Düşünürler bu kelimelerin birçoğunda birbirleriyle
tartışma halindedir. Kavramaların geneli mücmel lafızlar olup muhtelif çeşitler
içerir. Bu çeşitlilik bazen ıstılahların ihtilafıyla birlikte tevatür yoluyla
olur.
Eğer amaç açıklanır, müteşabih olan aydınlanırsa hak batıldan ayrılır ve neyin amaçlanıp neyin amaçlanmadığı ortaya çıkar.
Birisi:
"Biz hadislerden önce geçmeyen veya hadislerden uzak olmayan şeyin hadis olduğunu zorunlu olarak biliriz" dediğinde bu lafızdan anlaşılan anlamda doğru söylemiştir. Bunda tartışma konusu yapılabilecek bir şey yoktur. Tıpkı
"kadim" lafzında olduğu gibi:
Birisi:
"Kur'an kadimdir" dese ve bu sözle Kur'an'ın yediyüzyıldan fazla bir zaman önce inmiş olduğunu kastetse, gerçekten de o, lügat açısından önce onun levh-i mahfuz'da yazılmış olduğunu kastetse bu da tartışmaya yer olmayan konulardandır.
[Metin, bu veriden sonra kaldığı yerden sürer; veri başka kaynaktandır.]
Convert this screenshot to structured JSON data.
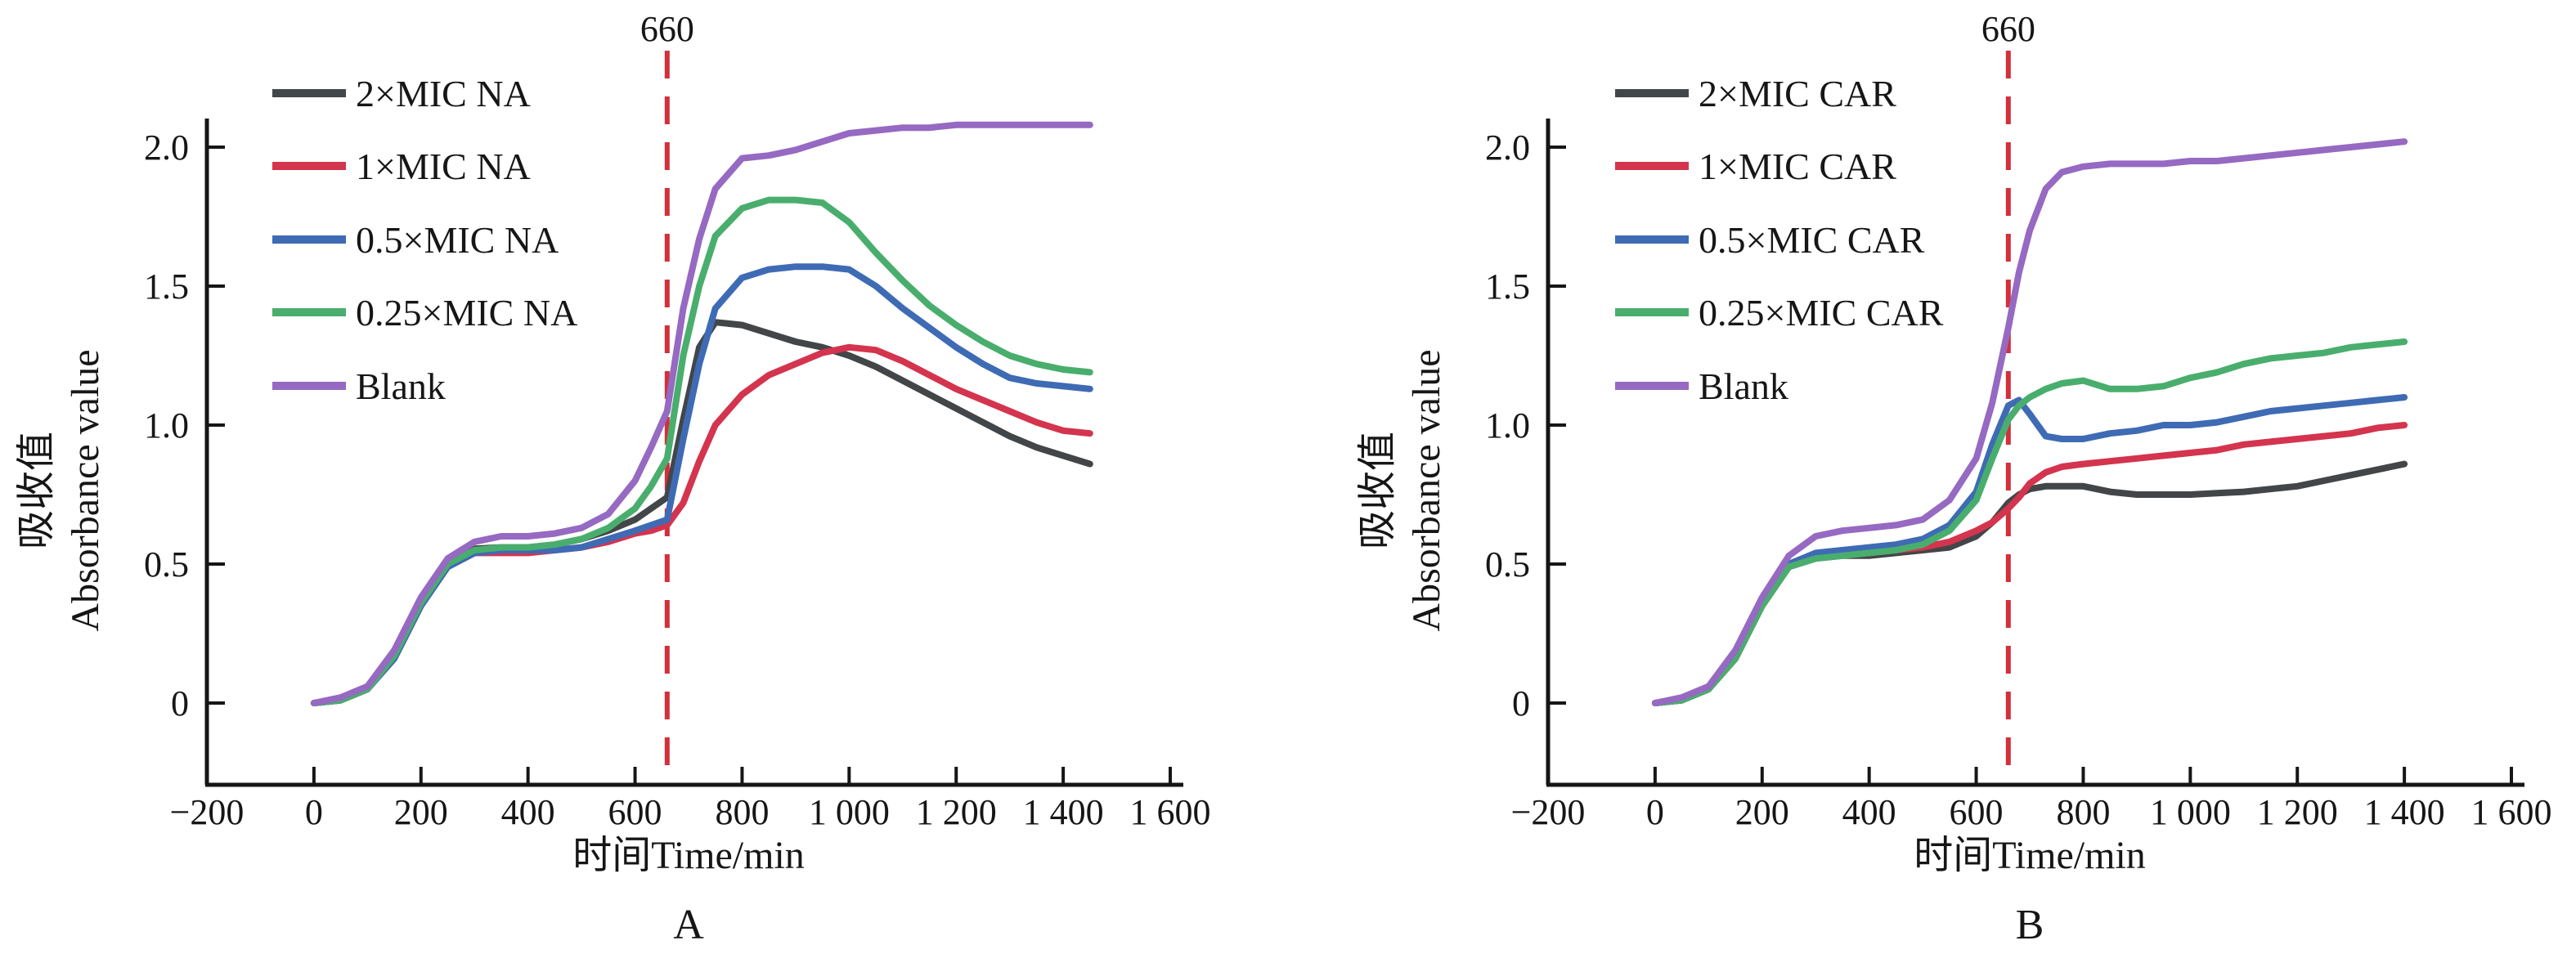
{
  "figure_title": "",
  "threshold": {
    "label": "660",
    "x": 660,
    "color": "#d2303c",
    "style": "dashed"
  },
  "colors": {
    "series_gray": "#434649",
    "series_red": "#d4344e",
    "series_blue": "#3e6bb4",
    "series_green": "#49ae6d",
    "series_purple": "#9669c2",
    "axis": "#161616",
    "threshold_red": "#d2303c"
  },
  "chart_data": [
    {
      "type": "line",
      "panel_label": "A",
      "threshold_label": "660",
      "threshold_x": 660,
      "xlabel": "时间Time/min",
      "ylabel_cn": "吸收值",
      "ylabel_en": "Absorbance value",
      "xlim": [
        -200,
        1600
      ],
      "ylim": [
        0,
        2.0
      ],
      "grid": false,
      "legend_position": "upper-left-inside",
      "x_tick_values": [
        -200,
        0,
        200,
        400,
        600,
        800,
        1000,
        1200,
        1400,
        1600
      ],
      "x_tick_labels": [
        "−200",
        "0",
        "200",
        "400",
        "600",
        "800",
        "1 000",
        "1 200",
        "1 400",
        "1 600"
      ],
      "y_tick_values": [
        0,
        0.5,
        1.0,
        1.5,
        2.0
      ],
      "y_tick_labels": [
        "0",
        "0.5",
        "1.0",
        "1.5",
        "2.0"
      ],
      "x": [
        0,
        50,
        100,
        150,
        200,
        250,
        300,
        350,
        400,
        450,
        500,
        550,
        600,
        630,
        660,
        690,
        720,
        750,
        800,
        850,
        900,
        950,
        1000,
        1050,
        1100,
        1150,
        1200,
        1250,
        1300,
        1350,
        1400,
        1450
      ],
      "series": [
        {
          "name": "2×MIC NA",
          "color": "#434649",
          "values": [
            0.0,
            0.01,
            0.05,
            0.17,
            0.36,
            0.5,
            0.555,
            0.56,
            0.56,
            0.57,
            0.59,
            0.62,
            0.66,
            0.7,
            0.74,
            1.02,
            1.28,
            1.37,
            1.36,
            1.33,
            1.3,
            1.28,
            1.25,
            1.21,
            1.16,
            1.11,
            1.06,
            1.01,
            0.96,
            0.92,
            0.89,
            0.86
          ]
        },
        {
          "name": "1×MIC NA",
          "color": "#d4344e",
          "values": [
            0.0,
            0.01,
            0.05,
            0.16,
            0.35,
            0.49,
            0.54,
            0.54,
            0.54,
            0.55,
            0.56,
            0.58,
            0.61,
            0.62,
            0.64,
            0.72,
            0.87,
            1.0,
            1.11,
            1.18,
            1.22,
            1.26,
            1.28,
            1.27,
            1.23,
            1.18,
            1.13,
            1.09,
            1.05,
            1.01,
            0.98,
            0.97
          ]
        },
        {
          "name": "0.5×MIC NA",
          "color": "#3e6bb4",
          "values": [
            0.0,
            0.01,
            0.05,
            0.16,
            0.35,
            0.49,
            0.54,
            0.55,
            0.55,
            0.55,
            0.56,
            0.59,
            0.62,
            0.64,
            0.66,
            0.95,
            1.22,
            1.42,
            1.53,
            1.56,
            1.57,
            1.57,
            1.56,
            1.5,
            1.42,
            1.35,
            1.28,
            1.22,
            1.17,
            1.15,
            1.14,
            1.13
          ]
        },
        {
          "name": "0.25×MIC NA",
          "color": "#49ae6d",
          "values": [
            0.0,
            0.01,
            0.05,
            0.17,
            0.36,
            0.5,
            0.55,
            0.56,
            0.56,
            0.57,
            0.59,
            0.63,
            0.7,
            0.78,
            0.88,
            1.25,
            1.5,
            1.68,
            1.78,
            1.81,
            1.81,
            1.8,
            1.73,
            1.62,
            1.52,
            1.43,
            1.36,
            1.3,
            1.25,
            1.22,
            1.2,
            1.19
          ]
        },
        {
          "name": "Blank",
          "color": "#9669c2",
          "values": [
            0.0,
            0.02,
            0.06,
            0.19,
            0.38,
            0.52,
            0.58,
            0.6,
            0.6,
            0.61,
            0.63,
            0.68,
            0.8,
            0.92,
            1.05,
            1.42,
            1.67,
            1.85,
            1.96,
            1.97,
            1.99,
            2.02,
            2.05,
            2.06,
            2.07,
            2.07,
            2.08,
            2.08,
            2.08,
            2.08,
            2.08,
            2.08
          ]
        }
      ]
    },
    {
      "type": "line",
      "panel_label": "B",
      "threshold_label": "660",
      "threshold_x": 660,
      "xlabel": "时间Time/min",
      "ylabel_cn": "吸收值",
      "ylabel_en": "Absorbance value",
      "xlim": [
        -200,
        1600
      ],
      "ylim": [
        0,
        2.0
      ],
      "grid": false,
      "legend_position": "upper-left-inside",
      "x_tick_values": [
        -200,
        0,
        200,
        400,
        600,
        800,
        1000,
        1200,
        1400,
        1600
      ],
      "x_tick_labels": [
        "−200",
        "0",
        "200",
        "400",
        "600",
        "800",
        "1 000",
        "1 200",
        "1 400",
        "1 600"
      ],
      "y_tick_values": [
        0,
        0.5,
        1.0,
        1.5,
        2.0
      ],
      "y_tick_labels": [
        "0",
        "0.5",
        "1.0",
        "1.5",
        "2.0"
      ],
      "x": [
        0,
        50,
        100,
        150,
        200,
        250,
        300,
        350,
        400,
        450,
        500,
        550,
        600,
        630,
        660,
        680,
        700,
        730,
        760,
        800,
        850,
        900,
        950,
        1000,
        1050,
        1100,
        1150,
        1200,
        1250,
        1300,
        1350,
        1400
      ],
      "series": [
        {
          "name": "2×MIC CAR",
          "color": "#434649",
          "values": [
            0.0,
            0.01,
            0.05,
            0.16,
            0.35,
            0.49,
            0.52,
            0.53,
            0.53,
            0.54,
            0.55,
            0.56,
            0.6,
            0.65,
            0.72,
            0.75,
            0.77,
            0.78,
            0.78,
            0.78,
            0.76,
            0.75,
            0.75,
            0.75,
            0.755,
            0.76,
            0.77,
            0.78,
            0.8,
            0.82,
            0.84,
            0.86
          ]
        },
        {
          "name": "1×MIC CAR",
          "color": "#d4344e",
          "values": [
            0.0,
            0.01,
            0.05,
            0.16,
            0.35,
            0.49,
            0.53,
            0.54,
            0.54,
            0.55,
            0.56,
            0.58,
            0.62,
            0.65,
            0.7,
            0.74,
            0.79,
            0.83,
            0.85,
            0.86,
            0.87,
            0.88,
            0.89,
            0.9,
            0.91,
            0.93,
            0.94,
            0.95,
            0.96,
            0.97,
            0.99,
            1.0
          ]
        },
        {
          "name": "0.5×MIC CAR",
          "color": "#3e6bb4",
          "values": [
            0.0,
            0.01,
            0.05,
            0.17,
            0.36,
            0.5,
            0.54,
            0.55,
            0.56,
            0.57,
            0.59,
            0.64,
            0.76,
            0.93,
            1.07,
            1.09,
            1.04,
            0.96,
            0.95,
            0.95,
            0.97,
            0.98,
            1.0,
            1.0,
            1.01,
            1.03,
            1.05,
            1.06,
            1.07,
            1.08,
            1.09,
            1.1
          ]
        },
        {
          "name": "0.25×MIC CAR",
          "color": "#49ae6d",
          "values": [
            0.0,
            0.01,
            0.05,
            0.16,
            0.35,
            0.49,
            0.52,
            0.53,
            0.54,
            0.55,
            0.57,
            0.62,
            0.73,
            0.88,
            1.02,
            1.07,
            1.1,
            1.13,
            1.15,
            1.16,
            1.13,
            1.13,
            1.14,
            1.17,
            1.19,
            1.22,
            1.24,
            1.25,
            1.26,
            1.28,
            1.29,
            1.3
          ]
        },
        {
          "name": "Blank",
          "color": "#9669c2",
          "values": [
            0.0,
            0.02,
            0.06,
            0.19,
            0.38,
            0.53,
            0.6,
            0.62,
            0.63,
            0.64,
            0.66,
            0.73,
            0.88,
            1.08,
            1.35,
            1.55,
            1.7,
            1.85,
            1.91,
            1.93,
            1.94,
            1.94,
            1.94,
            1.95,
            1.95,
            1.96,
            1.97,
            1.98,
            1.99,
            2.0,
            2.01,
            2.02
          ]
        }
      ]
    }
  ]
}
Keza birisi "Kur'an mahluk değildir" dese ve bununla Kur'an'ın
yalanlanmamış olduğunu kastetse bu da tartışılmaz bir meseledir. Bu konuda hiçbir müslüman ve diğer peygamberlere inanan milletlere mensup hiçbir kimse tartışmaz.
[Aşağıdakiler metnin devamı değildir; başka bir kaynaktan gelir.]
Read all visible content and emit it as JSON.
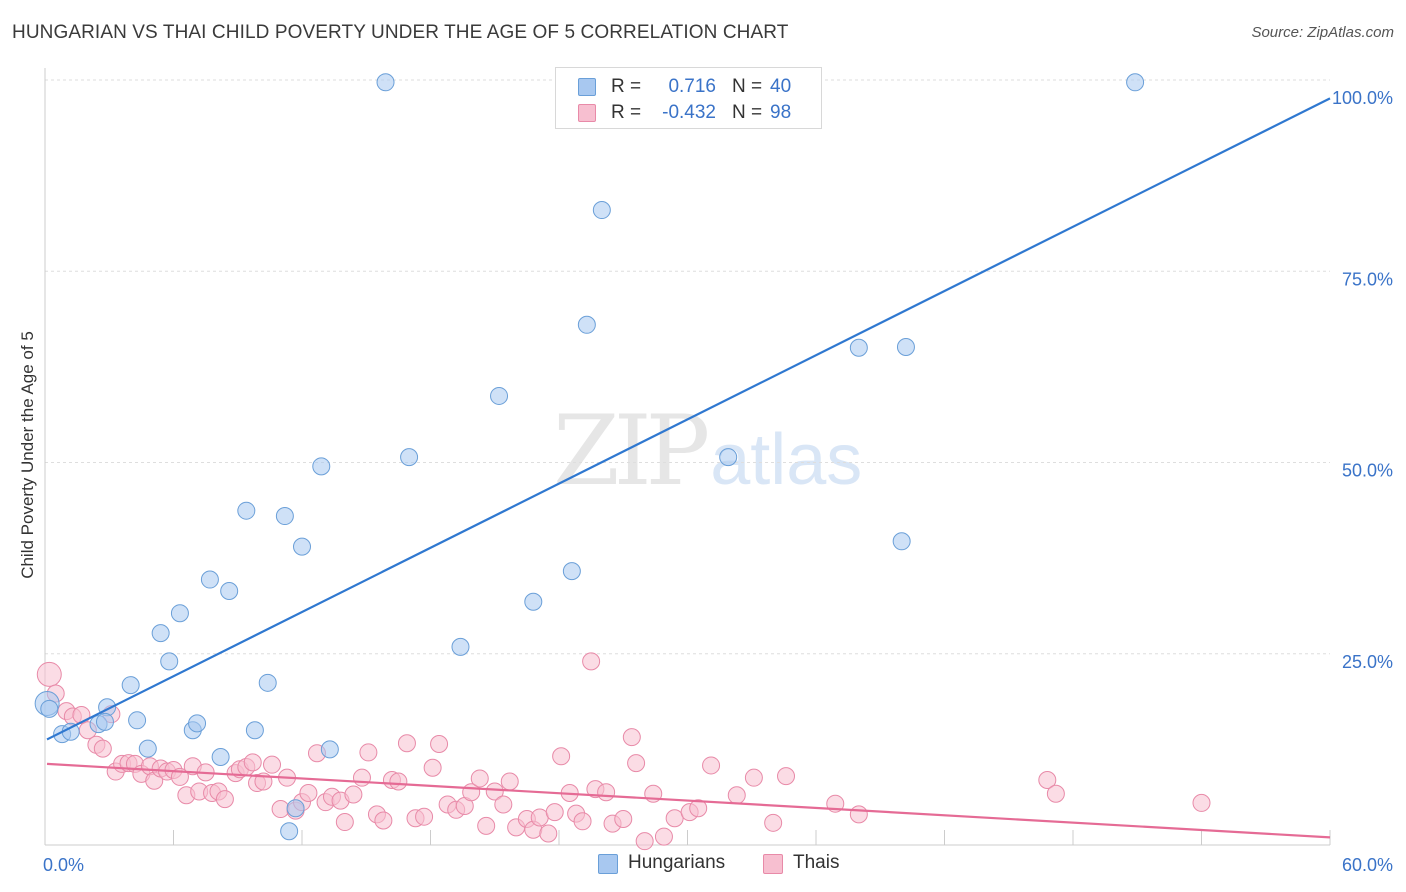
{
  "title": "HUNGARIAN VS THAI CHILD POVERTY UNDER THE AGE OF 5 CORRELATION CHART",
  "source": "Source: ZipAtlas.com",
  "watermark": {
    "zip": "ZIP",
    "atlas": "atlas"
  },
  "legend": {
    "rows": [
      {
        "r_label": "R =",
        "r_value": "0.716",
        "n_label": "N =",
        "n_value": "40",
        "color": "#a8c8f0",
        "border": "#6a9fd8"
      },
      {
        "r_label": "R =",
        "r_value": "-0.432",
        "n_label": "N =",
        "n_value": "98",
        "color": "#f7bfd0",
        "border": "#e88aa8"
      }
    ]
  },
  "bottom_legend": [
    {
      "label": "Hungarians",
      "color": "#a8c8f0",
      "border": "#6a9fd8"
    },
    {
      "label": "Thais",
      "color": "#f7bfd0",
      "border": "#e88aa8"
    }
  ],
  "chart_data": {
    "type": "scatter",
    "title": "HUNGARIAN VS THAI CHILD POVERTY UNDER THE AGE OF 5 CORRELATION CHART",
    "xlabel": "",
    "ylabel": "Child Poverty Under the Age of 5",
    "xlim": [
      0,
      60
    ],
    "ylim": [
      0,
      100
    ],
    "x_tick_labels": [
      {
        "value": 0,
        "label": "0.0%"
      },
      {
        "value": 60,
        "label": "60.0%"
      }
    ],
    "y_tick_labels": [
      {
        "value": 25,
        "label": "25.0%"
      },
      {
        "value": 50,
        "label": "50.0%"
      },
      {
        "value": 75,
        "label": "75.0%"
      },
      {
        "value": 100,
        "label": "100.0%"
      }
    ],
    "grid": true,
    "series": [
      {
        "name": "Hungarians",
        "color": "#a8c8f0",
        "stroke": "#6a9fd8",
        "trend": {
          "x": [
            0,
            60
          ],
          "y": [
            13.8,
            97.6
          ],
          "color": "#2f78d0"
        },
        "points": [
          [
            0.1,
            18.5
          ],
          [
            0.8,
            14.5
          ],
          [
            1.2,
            14.8
          ],
          [
            2.5,
            15.8
          ],
          [
            2.9,
            18.0
          ],
          [
            2.8,
            16.1
          ],
          [
            4.0,
            20.9
          ],
          [
            4.3,
            16.3
          ],
          [
            4.8,
            12.6
          ],
          [
            5.4,
            27.7
          ],
          [
            5.8,
            24.0
          ],
          [
            6.3,
            30.3
          ],
          [
            6.9,
            15.0
          ],
          [
            7.1,
            15.9
          ],
          [
            7.7,
            34.7
          ],
          [
            8.2,
            11.5
          ],
          [
            8.6,
            33.2
          ],
          [
            9.4,
            43.7
          ],
          [
            9.8,
            15.0
          ],
          [
            10.4,
            21.2
          ],
          [
            11.2,
            43.0
          ],
          [
            11.4,
            1.8
          ],
          [
            11.7,
            4.8
          ],
          [
            12.0,
            39.0
          ],
          [
            12.9,
            49.5
          ],
          [
            13.3,
            12.5
          ],
          [
            15.9,
            99.7
          ],
          [
            17.0,
            50.7
          ],
          [
            19.4,
            25.9
          ],
          [
            21.2,
            58.7
          ],
          [
            22.8,
            31.8
          ],
          [
            24.6,
            35.8
          ],
          [
            25.3,
            68.0
          ],
          [
            26.0,
            83.0
          ],
          [
            31.9,
            50.7
          ],
          [
            38.0,
            65.0
          ],
          [
            40.0,
            39.7
          ],
          [
            40.2,
            65.1
          ],
          [
            50.9,
            99.7
          ],
          [
            0.2,
            17.8
          ]
        ]
      },
      {
        "name": "Thais",
        "color": "#f7bfd0",
        "stroke": "#e88aa8",
        "trend": {
          "x": [
            0,
            60
          ],
          "y": [
            10.6,
            1.0
          ],
          "color": "#e56b95"
        },
        "points": [
          [
            0.2,
            22.3
          ],
          [
            0.5,
            19.8
          ],
          [
            1.0,
            17.5
          ],
          [
            1.3,
            16.8
          ],
          [
            1.7,
            17.0
          ],
          [
            2.0,
            15.0
          ],
          [
            2.4,
            13.1
          ],
          [
            2.7,
            12.6
          ],
          [
            3.1,
            17.1
          ],
          [
            3.3,
            9.6
          ],
          [
            3.6,
            10.6
          ],
          [
            3.9,
            10.7
          ],
          [
            4.2,
            10.6
          ],
          [
            4.5,
            9.3
          ],
          [
            4.9,
            10.3
          ],
          [
            5.1,
            8.4
          ],
          [
            5.4,
            10.0
          ],
          [
            5.7,
            9.6
          ],
          [
            6.0,
            9.8
          ],
          [
            6.3,
            8.9
          ],
          [
            6.6,
            6.5
          ],
          [
            6.9,
            10.3
          ],
          [
            7.2,
            7.0
          ],
          [
            7.5,
            9.5
          ],
          [
            7.8,
            6.8
          ],
          [
            8.1,
            7.0
          ],
          [
            8.4,
            6.0
          ],
          [
            8.9,
            9.4
          ],
          [
            9.1,
            9.9
          ],
          [
            9.4,
            10.2
          ],
          [
            9.7,
            10.8
          ],
          [
            9.9,
            8.1
          ],
          [
            10.2,
            8.3
          ],
          [
            10.6,
            10.5
          ],
          [
            11.0,
            4.7
          ],
          [
            11.3,
            8.8
          ],
          [
            11.7,
            4.5
          ],
          [
            12.0,
            5.6
          ],
          [
            12.3,
            6.8
          ],
          [
            12.7,
            12.0
          ],
          [
            13.1,
            5.6
          ],
          [
            13.4,
            6.3
          ],
          [
            13.8,
            5.8
          ],
          [
            14.0,
            3.0
          ],
          [
            14.4,
            6.6
          ],
          [
            14.8,
            8.8
          ],
          [
            15.1,
            12.1
          ],
          [
            15.5,
            4.0
          ],
          [
            15.8,
            3.2
          ],
          [
            16.2,
            8.5
          ],
          [
            16.5,
            8.3
          ],
          [
            16.9,
            13.3
          ],
          [
            17.3,
            3.5
          ],
          [
            17.7,
            3.7
          ],
          [
            18.1,
            10.1
          ],
          [
            18.4,
            13.2
          ],
          [
            18.8,
            5.3
          ],
          [
            19.2,
            4.6
          ],
          [
            19.6,
            5.1
          ],
          [
            19.9,
            6.9
          ],
          [
            20.3,
            8.7
          ],
          [
            20.6,
            2.5
          ],
          [
            21.0,
            7.0
          ],
          [
            21.4,
            5.3
          ],
          [
            21.7,
            8.3
          ],
          [
            22.0,
            2.3
          ],
          [
            22.5,
            3.4
          ],
          [
            22.8,
            2.0
          ],
          [
            23.1,
            3.6
          ],
          [
            23.5,
            1.5
          ],
          [
            23.8,
            4.3
          ],
          [
            24.1,
            11.6
          ],
          [
            24.5,
            6.8
          ],
          [
            24.8,
            4.1
          ],
          [
            25.1,
            3.1
          ],
          [
            25.5,
            24.0
          ],
          [
            25.7,
            7.3
          ],
          [
            26.2,
            6.9
          ],
          [
            26.5,
            2.8
          ],
          [
            27.0,
            3.4
          ],
          [
            27.4,
            14.1
          ],
          [
            27.6,
            10.7
          ],
          [
            28.0,
            0.5
          ],
          [
            28.4,
            6.7
          ],
          [
            28.9,
            1.1
          ],
          [
            29.4,
            3.5
          ],
          [
            30.1,
            4.3
          ],
          [
            30.5,
            4.8
          ],
          [
            31.1,
            10.4
          ],
          [
            32.3,
            6.5
          ],
          [
            33.1,
            8.8
          ],
          [
            34.0,
            2.9
          ],
          [
            34.6,
            9.0
          ],
          [
            36.9,
            5.4
          ],
          [
            38.0,
            4.0
          ],
          [
            46.8,
            8.5
          ],
          [
            47.2,
            6.7
          ],
          [
            54.0,
            5.5
          ]
        ]
      }
    ]
  }
}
Söylenilen "Hadislerden önce geçmeyen veya hadislerden uzak olmayan şeyler hadistir" sözü iki manaya gelir:
Birincisi:
Muayyen bir hadisten veya muayyen ya da mahsure (sınırlandırılmış) hadislerden veya başlangıcının olduğu bilinen hadislerden önce geçmeyen şeylerdir. Eğer, ister tek olsun isterse çok sayıda olsun, bir başlangıcının olduğu bilinen hadislerin kastedildiği takdir edilirse, malumdur ki bundan önce geçmemiş veya ondan uzak kalmamış şey, ondan önce olmamış şeydir. Hatta, ancak onunla beraber veya ondan sonra olmuş şeydir. Bu durumda o bir hadis olur. Bu, ne dediklerimi anlayabilen iki akıllı kimse arasında tartışılmayacak meselelerdendir. Bu konuda tartışmaya mahal yoktur. Ancak asıl tartışılacak yer şurasıdır:
Sürekli peşpeşe gelen hadislerden uzak olmayan şey,
acaba hadis midir?
Bu: "Bu şeyin varlığı mümkin midir, değil midir?"
sorusuna bina edilmiştir.
Acaba peşpeşe (bir şeyden sonra bir başka şey) gelen ve ne başlangıcı ne de sonu olmayan hadislerin varlığı mümkün müdür?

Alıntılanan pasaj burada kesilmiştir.